Megan Angelo of The Wall Street Journal wrote, "Clearly Mr. Ivey is one of the few employees of the school system who doesn't know Nicki's wrath. But we bet he'll find out soon."

Aileen Gallagher of Vulture wrote, "Big Love caught its breath this week, easing us back into the discord with some hot divorce sex between Barb and Bill. The plot inched forward in a few places, but mostly we were treated to a tedious survey of nearly every relationship on the show to frame the arc for the final four episodes." Allyssa Lee of Los Angeles Times wrote, "As we continue through the second half of the season and the rift within the family became more and more pronounced, it’s as if a bleak chill has descended upon the households and settled into their very being."

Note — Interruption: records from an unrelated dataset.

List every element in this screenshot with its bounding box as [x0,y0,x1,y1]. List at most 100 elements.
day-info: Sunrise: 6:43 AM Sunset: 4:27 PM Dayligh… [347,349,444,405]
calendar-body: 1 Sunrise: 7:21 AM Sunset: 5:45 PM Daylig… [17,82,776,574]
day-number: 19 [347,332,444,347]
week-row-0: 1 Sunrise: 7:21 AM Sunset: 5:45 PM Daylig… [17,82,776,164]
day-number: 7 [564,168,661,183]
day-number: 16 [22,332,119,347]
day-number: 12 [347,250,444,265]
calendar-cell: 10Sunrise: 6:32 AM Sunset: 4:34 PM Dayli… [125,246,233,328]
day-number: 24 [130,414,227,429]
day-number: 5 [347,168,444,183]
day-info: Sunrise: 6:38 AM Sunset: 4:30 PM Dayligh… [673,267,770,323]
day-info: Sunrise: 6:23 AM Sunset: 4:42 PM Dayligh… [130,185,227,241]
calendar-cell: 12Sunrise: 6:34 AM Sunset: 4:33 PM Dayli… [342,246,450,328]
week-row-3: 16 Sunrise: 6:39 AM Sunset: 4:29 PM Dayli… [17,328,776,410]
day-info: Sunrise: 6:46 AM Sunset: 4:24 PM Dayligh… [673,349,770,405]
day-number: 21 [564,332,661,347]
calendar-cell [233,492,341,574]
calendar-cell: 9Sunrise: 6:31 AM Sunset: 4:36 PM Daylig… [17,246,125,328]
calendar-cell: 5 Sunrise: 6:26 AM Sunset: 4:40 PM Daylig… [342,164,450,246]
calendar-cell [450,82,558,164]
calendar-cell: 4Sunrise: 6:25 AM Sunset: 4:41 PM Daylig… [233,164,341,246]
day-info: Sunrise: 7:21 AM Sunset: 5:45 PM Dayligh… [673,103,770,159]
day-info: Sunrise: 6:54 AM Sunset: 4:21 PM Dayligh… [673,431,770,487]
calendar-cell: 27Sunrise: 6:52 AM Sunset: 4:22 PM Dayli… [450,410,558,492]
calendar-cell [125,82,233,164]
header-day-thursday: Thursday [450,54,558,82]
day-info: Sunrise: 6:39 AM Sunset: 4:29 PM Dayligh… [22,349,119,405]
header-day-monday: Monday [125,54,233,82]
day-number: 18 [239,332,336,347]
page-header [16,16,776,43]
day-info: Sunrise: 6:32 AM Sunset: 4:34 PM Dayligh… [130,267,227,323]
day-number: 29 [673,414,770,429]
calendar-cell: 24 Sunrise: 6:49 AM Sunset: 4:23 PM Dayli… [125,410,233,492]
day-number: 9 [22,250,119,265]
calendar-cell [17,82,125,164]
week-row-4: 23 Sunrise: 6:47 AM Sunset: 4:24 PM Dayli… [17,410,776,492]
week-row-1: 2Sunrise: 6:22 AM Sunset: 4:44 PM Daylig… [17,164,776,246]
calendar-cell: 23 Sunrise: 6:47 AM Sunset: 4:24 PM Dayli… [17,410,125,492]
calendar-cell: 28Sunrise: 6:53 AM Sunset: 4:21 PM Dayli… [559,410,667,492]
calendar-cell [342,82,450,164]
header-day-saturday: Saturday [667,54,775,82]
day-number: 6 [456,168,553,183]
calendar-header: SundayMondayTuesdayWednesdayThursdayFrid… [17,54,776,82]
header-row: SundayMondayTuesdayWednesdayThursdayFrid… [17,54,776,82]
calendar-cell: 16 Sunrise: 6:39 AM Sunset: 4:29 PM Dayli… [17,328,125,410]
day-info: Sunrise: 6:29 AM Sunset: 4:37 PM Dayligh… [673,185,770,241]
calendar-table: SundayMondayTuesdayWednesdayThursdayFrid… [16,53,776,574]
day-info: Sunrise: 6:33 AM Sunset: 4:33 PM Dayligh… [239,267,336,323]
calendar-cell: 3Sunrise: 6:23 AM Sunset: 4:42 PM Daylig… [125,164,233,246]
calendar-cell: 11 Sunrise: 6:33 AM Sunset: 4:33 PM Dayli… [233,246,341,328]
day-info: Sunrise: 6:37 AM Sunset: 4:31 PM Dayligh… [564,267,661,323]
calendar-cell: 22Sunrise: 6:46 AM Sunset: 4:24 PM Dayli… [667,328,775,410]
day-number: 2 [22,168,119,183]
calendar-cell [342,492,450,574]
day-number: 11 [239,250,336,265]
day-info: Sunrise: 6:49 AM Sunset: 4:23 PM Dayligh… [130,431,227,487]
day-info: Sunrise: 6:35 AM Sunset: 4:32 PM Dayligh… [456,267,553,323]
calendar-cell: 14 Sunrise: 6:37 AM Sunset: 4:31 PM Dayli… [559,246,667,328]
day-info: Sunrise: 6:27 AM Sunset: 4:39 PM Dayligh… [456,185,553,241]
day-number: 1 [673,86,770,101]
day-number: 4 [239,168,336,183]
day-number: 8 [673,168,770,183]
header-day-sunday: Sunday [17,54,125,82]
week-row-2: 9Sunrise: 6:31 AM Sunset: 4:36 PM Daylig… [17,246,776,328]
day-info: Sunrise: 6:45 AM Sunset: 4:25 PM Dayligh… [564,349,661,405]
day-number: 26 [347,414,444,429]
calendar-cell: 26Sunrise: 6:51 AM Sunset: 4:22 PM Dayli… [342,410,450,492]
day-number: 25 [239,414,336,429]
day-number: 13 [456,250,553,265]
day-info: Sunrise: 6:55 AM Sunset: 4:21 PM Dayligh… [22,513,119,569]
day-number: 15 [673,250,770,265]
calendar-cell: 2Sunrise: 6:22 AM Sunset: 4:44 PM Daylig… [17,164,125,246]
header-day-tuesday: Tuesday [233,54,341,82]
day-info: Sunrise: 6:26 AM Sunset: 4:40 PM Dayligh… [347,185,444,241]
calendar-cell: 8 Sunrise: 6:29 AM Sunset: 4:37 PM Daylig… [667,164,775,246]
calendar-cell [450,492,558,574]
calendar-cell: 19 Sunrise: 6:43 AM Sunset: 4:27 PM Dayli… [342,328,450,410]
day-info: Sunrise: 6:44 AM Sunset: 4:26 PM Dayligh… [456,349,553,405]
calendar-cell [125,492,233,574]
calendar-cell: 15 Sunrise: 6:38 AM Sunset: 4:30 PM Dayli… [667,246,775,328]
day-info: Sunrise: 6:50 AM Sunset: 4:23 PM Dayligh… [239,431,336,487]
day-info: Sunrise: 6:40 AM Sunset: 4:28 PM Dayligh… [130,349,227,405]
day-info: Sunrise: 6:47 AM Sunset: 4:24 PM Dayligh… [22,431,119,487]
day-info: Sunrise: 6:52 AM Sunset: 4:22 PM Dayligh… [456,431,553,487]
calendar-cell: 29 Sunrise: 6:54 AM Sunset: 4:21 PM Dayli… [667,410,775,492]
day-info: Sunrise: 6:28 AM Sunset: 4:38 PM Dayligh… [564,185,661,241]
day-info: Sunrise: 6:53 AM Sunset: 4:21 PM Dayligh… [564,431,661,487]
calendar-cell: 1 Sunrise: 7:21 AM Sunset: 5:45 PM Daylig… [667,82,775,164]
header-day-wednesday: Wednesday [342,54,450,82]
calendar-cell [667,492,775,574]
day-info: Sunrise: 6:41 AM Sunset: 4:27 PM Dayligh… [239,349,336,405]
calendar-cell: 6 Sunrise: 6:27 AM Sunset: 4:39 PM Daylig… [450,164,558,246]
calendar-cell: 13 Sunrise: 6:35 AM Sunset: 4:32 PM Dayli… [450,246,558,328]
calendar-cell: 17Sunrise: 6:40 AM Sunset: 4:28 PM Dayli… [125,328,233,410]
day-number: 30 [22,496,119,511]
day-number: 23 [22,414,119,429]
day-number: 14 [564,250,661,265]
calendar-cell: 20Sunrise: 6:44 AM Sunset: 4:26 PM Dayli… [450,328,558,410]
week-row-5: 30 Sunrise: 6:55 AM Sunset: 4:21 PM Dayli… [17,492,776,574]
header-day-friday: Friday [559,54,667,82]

TV Fanatic gave the episode a 4 star rating out of 5 and wrote, "There's only so many more episodes left of Big Love and I found it very surprising that the writers would take this unique show and bring in an overplayed plot line on TV these days. I'm referring to the overused and quite morally wrong student/teacher relationship that is blooming between Carolynn and her math teacher." Mark Blankenship of HuffPost wrote, "Do you guys remember that old SNL commercial for Bad Idea Jeans? Many characters in tonight's segment, "D.I.V.O.R.C.E." could front their new ad campaign. And for once on this show, most of the dunderheads are teenagers, not grown-ass men."